Did you get that?  The colleges and universities of our era may have reached their zenith of influence, may be in decline (in terms of societal influence) and yet we must support and invest in them, in the very elites that live and move and have their being in those hallowed ivy leagues.  Why?  Because some things are just good to do.  Not because of utilty.  Not because it pays off. Not because we “get” some ministry bang for our buck.  The fine arts and the fine sciences, for instance, are not always obviously “for” anything.  They are good to do.  We should support those who live in such arcane arenas, and be glad that God may get glory for jobs well done. 
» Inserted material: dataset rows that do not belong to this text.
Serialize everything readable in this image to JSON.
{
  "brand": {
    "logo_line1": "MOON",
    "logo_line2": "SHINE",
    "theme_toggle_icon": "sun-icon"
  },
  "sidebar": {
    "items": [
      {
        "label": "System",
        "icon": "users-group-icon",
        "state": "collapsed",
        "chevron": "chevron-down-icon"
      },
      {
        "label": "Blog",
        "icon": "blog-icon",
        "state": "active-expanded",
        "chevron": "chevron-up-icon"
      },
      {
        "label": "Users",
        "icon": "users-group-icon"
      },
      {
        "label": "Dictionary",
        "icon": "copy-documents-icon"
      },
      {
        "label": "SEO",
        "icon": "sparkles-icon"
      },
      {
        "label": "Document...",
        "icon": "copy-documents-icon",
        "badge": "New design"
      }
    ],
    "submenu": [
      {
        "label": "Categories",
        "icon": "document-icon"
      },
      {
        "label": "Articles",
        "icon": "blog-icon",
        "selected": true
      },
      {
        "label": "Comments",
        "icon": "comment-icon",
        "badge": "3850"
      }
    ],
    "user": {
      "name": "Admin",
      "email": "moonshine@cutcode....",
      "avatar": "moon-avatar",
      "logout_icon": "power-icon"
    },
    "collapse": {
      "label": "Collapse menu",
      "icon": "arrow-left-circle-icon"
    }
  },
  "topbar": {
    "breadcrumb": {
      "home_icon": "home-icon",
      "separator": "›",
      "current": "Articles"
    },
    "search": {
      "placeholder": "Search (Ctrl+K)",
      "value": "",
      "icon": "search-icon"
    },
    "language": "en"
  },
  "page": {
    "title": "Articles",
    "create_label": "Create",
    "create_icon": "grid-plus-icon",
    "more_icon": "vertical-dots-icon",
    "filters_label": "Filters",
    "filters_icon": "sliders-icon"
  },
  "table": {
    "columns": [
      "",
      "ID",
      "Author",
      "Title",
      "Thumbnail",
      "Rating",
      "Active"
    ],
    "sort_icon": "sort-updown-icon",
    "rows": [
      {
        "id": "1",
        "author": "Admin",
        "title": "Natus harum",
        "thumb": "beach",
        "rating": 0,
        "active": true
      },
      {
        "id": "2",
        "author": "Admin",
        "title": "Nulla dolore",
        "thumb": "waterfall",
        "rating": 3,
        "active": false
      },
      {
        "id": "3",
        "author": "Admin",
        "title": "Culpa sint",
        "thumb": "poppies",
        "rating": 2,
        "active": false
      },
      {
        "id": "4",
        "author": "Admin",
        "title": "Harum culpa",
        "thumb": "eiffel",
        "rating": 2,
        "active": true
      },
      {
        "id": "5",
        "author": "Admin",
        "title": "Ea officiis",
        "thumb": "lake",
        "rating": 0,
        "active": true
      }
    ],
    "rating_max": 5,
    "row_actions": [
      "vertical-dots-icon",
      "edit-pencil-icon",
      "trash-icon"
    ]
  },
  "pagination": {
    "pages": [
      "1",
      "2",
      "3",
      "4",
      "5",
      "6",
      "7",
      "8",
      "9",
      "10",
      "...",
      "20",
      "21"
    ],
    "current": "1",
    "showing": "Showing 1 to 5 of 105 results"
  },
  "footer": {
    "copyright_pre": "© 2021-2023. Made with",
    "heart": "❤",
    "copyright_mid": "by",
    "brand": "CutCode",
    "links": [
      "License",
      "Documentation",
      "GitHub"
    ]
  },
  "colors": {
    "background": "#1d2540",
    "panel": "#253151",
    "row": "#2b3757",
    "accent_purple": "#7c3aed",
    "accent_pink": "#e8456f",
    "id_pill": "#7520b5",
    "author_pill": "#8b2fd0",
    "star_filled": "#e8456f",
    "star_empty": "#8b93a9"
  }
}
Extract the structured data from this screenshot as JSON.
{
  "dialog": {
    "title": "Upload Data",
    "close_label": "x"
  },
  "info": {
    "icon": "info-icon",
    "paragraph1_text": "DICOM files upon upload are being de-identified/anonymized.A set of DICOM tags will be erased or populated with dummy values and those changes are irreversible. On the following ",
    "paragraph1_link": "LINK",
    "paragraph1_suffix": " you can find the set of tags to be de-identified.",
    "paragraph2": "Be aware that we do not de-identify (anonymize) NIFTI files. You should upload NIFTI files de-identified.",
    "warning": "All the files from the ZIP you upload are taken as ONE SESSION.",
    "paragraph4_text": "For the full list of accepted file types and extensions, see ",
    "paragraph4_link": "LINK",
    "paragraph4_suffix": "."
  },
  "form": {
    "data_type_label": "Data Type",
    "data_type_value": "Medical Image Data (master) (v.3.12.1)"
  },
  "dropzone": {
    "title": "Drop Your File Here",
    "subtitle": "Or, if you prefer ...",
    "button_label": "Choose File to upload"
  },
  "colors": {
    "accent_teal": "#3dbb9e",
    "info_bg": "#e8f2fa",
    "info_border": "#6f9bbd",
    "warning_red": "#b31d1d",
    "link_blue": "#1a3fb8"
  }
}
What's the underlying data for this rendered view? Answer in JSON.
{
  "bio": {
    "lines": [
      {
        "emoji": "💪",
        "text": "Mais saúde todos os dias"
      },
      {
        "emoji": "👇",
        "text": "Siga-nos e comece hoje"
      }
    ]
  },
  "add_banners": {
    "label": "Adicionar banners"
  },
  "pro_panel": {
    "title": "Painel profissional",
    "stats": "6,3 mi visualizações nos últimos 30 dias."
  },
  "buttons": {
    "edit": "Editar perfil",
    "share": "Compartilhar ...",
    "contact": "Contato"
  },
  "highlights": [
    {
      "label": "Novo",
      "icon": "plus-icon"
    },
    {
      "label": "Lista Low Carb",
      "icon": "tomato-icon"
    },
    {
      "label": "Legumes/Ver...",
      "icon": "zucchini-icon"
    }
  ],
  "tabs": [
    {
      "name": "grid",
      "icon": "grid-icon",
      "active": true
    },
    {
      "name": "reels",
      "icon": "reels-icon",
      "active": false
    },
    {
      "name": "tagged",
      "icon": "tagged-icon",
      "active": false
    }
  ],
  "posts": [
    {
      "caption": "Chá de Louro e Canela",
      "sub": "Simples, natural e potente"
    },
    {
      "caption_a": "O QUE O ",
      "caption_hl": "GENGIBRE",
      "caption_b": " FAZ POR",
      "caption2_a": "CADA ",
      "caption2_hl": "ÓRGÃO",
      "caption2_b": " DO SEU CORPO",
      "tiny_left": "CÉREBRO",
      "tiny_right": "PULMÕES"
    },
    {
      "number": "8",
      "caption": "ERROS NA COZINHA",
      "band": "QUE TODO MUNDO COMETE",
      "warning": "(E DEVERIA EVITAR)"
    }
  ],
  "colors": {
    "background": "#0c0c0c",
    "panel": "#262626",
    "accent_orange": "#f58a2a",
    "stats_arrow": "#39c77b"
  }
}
His proof text for this?  Psalm 111:2 which reads, “Great are the works of the Lord, they are to be studied by all who delight in them.”   An early scientist had it emblazed over his primitive lab. Perhaps it is something we should all emblazen all over this good world, over art studios and work benches, labs and libraries.

boy reading.jpg Perhaps it is a motto for booksellers, too.  Sometimes, it is just good to read stuff.  Maybe the next time I try to convince customers to read Crouch or Garber, rather than lavish useful praise and suggest their significance, I’ll just say “Because.”  Some things are just good to do. Take up and learn.  Have fun. Praise God.

3 thoughts on “Culture Making, the Christian Scholars Network and bookselling for the fun of it.

  1. So good to have you join us Byron! Planning has begun for a “Culture Making” discussion this summer in the Elizabethtown area. In addition, the next Christian Scholars Network gathering at Elizabethtown Brethren in Christ is ‘in motion.’ I’ll let you know when it’s on the calendar (along with any other events). Looking forward to these and other future opportunities to partner in ministry.

  2. Ned, You were there in spirit, well, at least Square Halo Books was there. And you’re name came up in conversation. Talked about at a Christian Scholars confab, pretty cool, huh, smart guy?
    AND: congrats about having a piece of your work appear in this week’s Comment. What a great journal to have your art shown. 1000 Words, yay.